Will the General Data Protection Regulation (GDPR) affect for how long employers can keep data relating to former employees?

The principles relevant to the retention of employee data under the General Data Protection Regulation (GDPR) do not differ greatly from those under the current data protection regime. Under both the GDPR and the Data Protection Act 1998, personal data must be kept for no longer than is necessary for the purposes for which it is processed.

However, the GDPR requires employers to be more transparent about their retention policies and includes additional rights for employees and greater penalties for non-compliance.

Employers must provide employees with a privacy notice when they collect personal data from them, providing information about how the data will be processed.

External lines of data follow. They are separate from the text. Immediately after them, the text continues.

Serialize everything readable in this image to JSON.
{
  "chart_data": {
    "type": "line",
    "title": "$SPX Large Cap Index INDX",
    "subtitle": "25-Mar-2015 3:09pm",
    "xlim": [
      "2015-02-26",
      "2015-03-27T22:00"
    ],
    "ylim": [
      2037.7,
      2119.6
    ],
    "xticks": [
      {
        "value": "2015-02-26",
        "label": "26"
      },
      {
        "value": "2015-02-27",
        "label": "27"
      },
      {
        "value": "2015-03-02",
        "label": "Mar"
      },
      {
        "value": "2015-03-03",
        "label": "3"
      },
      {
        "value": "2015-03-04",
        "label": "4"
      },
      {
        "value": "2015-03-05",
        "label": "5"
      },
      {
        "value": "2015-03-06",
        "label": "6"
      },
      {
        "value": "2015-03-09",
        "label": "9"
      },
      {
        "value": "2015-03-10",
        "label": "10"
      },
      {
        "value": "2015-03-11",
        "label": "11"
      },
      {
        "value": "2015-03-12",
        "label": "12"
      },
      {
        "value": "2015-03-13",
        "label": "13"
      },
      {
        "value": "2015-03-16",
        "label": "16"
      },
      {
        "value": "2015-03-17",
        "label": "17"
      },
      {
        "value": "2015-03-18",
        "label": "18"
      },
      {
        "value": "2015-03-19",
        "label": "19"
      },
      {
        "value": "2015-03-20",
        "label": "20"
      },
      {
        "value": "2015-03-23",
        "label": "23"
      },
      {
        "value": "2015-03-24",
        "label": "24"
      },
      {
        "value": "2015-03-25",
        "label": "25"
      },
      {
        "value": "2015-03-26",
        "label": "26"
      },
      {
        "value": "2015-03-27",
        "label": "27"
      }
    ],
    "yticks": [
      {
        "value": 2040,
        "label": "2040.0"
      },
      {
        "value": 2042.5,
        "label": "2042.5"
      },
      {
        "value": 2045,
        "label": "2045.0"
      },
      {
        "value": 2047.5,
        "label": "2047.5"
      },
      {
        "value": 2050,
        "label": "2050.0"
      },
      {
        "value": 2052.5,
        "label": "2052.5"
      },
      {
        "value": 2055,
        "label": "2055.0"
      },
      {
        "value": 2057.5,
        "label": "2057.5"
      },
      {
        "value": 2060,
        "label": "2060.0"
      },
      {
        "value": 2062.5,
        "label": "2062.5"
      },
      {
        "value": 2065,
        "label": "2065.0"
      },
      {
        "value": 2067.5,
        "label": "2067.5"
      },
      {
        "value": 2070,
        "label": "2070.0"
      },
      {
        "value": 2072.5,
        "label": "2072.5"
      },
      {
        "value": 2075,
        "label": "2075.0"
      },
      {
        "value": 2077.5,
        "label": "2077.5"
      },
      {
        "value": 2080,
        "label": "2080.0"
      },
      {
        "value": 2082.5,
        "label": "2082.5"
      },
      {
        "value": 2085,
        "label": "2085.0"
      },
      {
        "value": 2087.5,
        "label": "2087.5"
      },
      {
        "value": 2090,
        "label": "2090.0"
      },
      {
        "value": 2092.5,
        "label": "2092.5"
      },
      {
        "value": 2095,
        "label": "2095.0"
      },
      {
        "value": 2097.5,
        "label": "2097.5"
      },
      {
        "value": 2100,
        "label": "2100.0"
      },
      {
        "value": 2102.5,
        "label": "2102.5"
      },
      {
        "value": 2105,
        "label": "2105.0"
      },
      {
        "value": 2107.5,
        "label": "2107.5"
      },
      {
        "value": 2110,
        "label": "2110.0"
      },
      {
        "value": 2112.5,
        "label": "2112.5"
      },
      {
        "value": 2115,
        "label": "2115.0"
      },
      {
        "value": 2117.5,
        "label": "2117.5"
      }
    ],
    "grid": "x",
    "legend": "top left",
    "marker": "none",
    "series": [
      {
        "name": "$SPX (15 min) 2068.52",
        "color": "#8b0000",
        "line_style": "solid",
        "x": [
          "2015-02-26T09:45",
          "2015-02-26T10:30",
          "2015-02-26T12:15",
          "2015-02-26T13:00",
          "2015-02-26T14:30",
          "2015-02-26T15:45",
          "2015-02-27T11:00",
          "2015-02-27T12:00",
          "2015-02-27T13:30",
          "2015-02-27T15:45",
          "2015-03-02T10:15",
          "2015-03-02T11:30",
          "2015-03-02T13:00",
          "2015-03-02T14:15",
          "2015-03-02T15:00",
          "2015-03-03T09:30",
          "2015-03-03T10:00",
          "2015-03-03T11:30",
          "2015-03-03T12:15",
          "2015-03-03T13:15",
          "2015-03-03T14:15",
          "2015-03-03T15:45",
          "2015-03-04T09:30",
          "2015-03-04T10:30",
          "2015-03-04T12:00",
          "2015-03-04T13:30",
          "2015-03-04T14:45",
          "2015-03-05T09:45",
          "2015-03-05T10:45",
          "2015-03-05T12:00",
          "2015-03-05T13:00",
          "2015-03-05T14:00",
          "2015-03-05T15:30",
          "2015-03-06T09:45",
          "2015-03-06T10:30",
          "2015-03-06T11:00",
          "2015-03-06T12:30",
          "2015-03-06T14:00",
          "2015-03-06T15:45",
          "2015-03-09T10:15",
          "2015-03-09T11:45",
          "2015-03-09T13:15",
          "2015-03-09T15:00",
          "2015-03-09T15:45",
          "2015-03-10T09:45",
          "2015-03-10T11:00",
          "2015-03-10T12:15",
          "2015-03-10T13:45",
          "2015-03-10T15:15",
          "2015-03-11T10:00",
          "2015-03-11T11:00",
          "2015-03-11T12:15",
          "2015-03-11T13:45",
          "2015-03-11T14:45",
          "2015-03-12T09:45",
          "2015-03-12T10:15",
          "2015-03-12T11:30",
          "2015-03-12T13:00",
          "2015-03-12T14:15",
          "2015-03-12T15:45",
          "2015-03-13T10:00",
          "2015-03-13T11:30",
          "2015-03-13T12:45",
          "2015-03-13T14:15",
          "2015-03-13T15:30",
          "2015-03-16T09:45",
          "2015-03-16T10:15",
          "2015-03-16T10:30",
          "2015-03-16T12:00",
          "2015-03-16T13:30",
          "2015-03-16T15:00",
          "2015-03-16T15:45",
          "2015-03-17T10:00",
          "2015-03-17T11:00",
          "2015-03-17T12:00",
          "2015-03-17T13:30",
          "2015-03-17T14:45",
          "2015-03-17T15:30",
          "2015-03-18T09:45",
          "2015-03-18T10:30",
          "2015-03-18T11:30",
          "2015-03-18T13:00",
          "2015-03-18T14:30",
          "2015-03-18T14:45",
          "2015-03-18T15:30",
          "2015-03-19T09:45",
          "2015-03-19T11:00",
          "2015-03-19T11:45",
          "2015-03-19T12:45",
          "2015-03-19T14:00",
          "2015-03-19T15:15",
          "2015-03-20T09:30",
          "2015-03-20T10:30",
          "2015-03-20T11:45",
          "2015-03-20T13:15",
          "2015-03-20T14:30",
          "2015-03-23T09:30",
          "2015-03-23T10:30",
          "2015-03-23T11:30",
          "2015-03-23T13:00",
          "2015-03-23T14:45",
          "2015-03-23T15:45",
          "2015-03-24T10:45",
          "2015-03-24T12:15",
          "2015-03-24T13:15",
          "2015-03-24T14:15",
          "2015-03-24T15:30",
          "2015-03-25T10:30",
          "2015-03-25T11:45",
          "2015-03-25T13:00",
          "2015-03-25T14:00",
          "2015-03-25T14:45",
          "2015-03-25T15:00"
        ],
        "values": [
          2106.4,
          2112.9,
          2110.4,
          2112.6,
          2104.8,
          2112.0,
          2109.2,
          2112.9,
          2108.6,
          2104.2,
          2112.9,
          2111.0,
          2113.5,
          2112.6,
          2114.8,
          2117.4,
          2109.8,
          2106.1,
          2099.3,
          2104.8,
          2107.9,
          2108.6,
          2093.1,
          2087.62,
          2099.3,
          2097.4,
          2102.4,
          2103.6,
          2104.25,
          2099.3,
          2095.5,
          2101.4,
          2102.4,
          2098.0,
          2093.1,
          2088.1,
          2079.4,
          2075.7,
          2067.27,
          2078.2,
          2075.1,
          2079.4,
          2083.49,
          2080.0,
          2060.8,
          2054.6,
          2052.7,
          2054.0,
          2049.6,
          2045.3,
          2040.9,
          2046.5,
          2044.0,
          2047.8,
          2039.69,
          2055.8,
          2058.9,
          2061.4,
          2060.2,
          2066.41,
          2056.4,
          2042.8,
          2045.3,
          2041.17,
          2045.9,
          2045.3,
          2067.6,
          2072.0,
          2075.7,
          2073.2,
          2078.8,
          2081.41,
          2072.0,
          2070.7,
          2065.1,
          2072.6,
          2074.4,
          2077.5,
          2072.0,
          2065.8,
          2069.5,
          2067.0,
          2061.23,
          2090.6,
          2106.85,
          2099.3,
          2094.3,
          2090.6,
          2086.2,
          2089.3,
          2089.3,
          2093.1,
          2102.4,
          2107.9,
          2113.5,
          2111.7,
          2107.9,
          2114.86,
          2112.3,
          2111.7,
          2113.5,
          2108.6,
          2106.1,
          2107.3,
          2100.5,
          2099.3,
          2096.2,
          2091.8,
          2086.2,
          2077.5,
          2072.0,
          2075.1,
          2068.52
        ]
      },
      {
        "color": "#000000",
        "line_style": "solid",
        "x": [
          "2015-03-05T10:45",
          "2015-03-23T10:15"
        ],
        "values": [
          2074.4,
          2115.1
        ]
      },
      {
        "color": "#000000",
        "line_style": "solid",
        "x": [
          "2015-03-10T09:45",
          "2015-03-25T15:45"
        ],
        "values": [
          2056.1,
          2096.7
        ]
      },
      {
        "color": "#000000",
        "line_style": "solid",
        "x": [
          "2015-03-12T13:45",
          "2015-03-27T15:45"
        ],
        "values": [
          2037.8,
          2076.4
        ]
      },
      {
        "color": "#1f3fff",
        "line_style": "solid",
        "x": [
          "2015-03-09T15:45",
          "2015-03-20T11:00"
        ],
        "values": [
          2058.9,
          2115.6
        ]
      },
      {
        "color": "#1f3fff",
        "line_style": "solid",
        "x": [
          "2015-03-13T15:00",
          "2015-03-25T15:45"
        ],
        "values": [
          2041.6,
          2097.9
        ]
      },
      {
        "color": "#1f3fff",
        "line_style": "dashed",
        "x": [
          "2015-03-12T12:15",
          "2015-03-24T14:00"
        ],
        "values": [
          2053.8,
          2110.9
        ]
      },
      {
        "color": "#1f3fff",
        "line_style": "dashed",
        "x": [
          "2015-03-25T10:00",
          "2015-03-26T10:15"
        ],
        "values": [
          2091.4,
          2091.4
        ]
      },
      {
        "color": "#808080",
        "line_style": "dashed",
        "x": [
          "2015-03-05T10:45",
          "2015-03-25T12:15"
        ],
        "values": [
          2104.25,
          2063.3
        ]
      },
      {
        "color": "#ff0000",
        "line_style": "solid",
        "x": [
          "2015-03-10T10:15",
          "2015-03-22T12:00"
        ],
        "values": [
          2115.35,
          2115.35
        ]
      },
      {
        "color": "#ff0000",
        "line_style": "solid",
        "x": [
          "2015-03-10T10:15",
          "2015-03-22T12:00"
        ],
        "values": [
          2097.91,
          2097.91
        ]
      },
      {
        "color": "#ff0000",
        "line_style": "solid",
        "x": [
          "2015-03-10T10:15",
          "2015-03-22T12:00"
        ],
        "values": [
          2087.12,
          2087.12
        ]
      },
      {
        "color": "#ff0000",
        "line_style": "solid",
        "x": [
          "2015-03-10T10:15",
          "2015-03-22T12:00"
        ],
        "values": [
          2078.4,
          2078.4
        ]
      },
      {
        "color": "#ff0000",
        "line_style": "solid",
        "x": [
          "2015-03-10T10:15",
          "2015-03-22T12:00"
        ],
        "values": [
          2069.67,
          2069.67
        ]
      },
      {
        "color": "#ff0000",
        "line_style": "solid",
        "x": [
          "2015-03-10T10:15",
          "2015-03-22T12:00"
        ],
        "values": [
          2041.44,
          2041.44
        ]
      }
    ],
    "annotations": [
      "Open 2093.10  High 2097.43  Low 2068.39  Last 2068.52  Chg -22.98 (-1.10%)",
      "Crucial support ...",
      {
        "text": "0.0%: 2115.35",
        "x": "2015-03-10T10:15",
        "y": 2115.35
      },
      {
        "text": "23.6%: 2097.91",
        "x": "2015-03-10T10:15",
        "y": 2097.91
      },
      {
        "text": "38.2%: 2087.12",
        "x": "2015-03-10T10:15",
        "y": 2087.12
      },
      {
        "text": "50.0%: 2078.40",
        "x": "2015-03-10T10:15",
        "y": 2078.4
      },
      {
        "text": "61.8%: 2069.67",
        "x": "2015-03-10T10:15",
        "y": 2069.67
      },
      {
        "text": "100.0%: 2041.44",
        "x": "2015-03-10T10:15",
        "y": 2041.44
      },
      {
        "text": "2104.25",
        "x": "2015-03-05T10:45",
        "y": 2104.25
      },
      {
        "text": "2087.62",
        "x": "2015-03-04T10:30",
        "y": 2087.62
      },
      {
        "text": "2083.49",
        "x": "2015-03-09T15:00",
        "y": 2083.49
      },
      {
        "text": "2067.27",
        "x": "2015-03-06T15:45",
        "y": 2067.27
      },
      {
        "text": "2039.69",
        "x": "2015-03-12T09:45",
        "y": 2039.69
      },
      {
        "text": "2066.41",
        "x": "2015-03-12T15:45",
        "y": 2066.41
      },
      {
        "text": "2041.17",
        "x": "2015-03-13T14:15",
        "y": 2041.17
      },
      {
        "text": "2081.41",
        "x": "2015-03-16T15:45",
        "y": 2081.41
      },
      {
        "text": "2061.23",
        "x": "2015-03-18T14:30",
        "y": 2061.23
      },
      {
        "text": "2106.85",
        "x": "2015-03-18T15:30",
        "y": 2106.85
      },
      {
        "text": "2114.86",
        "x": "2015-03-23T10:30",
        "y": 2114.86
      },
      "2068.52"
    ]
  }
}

This must include the period for which the data will be stored, or if that is not possible, the criteria used to determine the period. Therefore, employers will need to have a clear policy on the retention of personal data.

Employers can retain personal data relating to former employees only if one of the specified legal bases for processing applies. For example, retention for a certain period may be required for tax purposes, in which case the legal basis under the GDPR would be that it is necessary for compliance with a legal obligation. However, the employer could rely on this legal basis only for the retention of pay data relevant to that purpose, not for the retention of the former employee's entire personnel file. Employers must have a system in place for identifying data that should be retained, identifying the purpose and legal basis for retaining it, determining for how long it should be retained and ensuring that it is deleted after the relevant period.

Former employees can request that the employer delete personal data it holds about them. The employer must comply with the request in certain circumstances, for example if the data is no longer necessary in relation to the purposes for which it was collected or otherwise processed.

The GDPR will come into effect on 25 May 2018.